The classic mistake made is to ignore what has been specifically asked for or provide a slight variation or your own version of what you really think the customer wants. In my experience, 40% of submissions are guilty of making too many assumptions.
- Provide no answer at all to a question and forfeit any chance of a mark.
- Ignore the word limits applied to some questions and waffle on making the job of the evaluator even more time consuming. This does not endear them to a time pressed evaluator and can incur penalty points.
- Use a font size 8 so they can cram more information into a page when there is a limit on how many pages you can use for an answer.
- This is great if the assessor has brilliant eyesight and only has one submission to read that day (or night!)
- Do not complete the pricing document accurately.
- When a pricing document has been put together the customer wants to compare like for like. I know that this doesn’t suit each company’s method of estimating or pricing and the temptation is to do it your way but this could mean that the customer will have to make assumptions and may make adjustments and allowances where they think appropriate. This is rarely to the advantage of the bidder who hasn’t followed the instructions.

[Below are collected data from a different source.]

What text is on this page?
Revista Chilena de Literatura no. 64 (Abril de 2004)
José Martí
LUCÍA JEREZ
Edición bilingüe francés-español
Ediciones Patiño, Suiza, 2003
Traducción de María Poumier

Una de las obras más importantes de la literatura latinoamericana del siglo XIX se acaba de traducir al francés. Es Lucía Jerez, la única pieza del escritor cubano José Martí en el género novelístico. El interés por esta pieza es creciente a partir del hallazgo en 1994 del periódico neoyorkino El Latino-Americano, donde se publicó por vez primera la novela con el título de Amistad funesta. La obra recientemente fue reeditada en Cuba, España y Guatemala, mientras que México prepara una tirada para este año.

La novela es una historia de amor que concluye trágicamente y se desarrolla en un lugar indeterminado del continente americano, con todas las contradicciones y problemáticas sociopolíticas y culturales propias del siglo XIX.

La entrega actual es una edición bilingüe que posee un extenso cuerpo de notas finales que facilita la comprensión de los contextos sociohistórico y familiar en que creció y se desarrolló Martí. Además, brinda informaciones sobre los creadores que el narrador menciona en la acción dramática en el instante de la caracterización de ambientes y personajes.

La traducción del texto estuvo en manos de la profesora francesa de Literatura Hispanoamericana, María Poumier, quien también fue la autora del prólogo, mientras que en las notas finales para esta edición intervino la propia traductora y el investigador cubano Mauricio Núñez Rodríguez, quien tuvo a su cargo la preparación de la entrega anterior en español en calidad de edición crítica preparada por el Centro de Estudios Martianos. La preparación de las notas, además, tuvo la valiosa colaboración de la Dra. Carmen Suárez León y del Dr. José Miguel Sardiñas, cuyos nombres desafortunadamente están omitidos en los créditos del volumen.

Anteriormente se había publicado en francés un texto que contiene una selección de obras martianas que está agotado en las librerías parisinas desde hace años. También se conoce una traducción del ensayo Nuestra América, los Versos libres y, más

Where possible, provide a compliant bid which satisfies the customer’s requirements and answers all of their questions. This allows the evaluator to score your tender or proposal against the published scoring criteria.
Don’t get me wrong; proposing well thought through alternative solutions can make a huge difference in winning contracts but they need to be positioned and presented properly.
If you do deviate away from the customer’s instructions, highlight what you have done and the reasons why you have done this. It is important to sell the benefits of your alternative.
Just as importantly it is essential that you check and closely follow the customer’s procedures for submitting alternatives. They usually allow alternatives but request that these are submitted separately. If you try to slip them into the tender or proposal you may run the risk of scoring no points for that particular section or being disqualified for being non-compliant.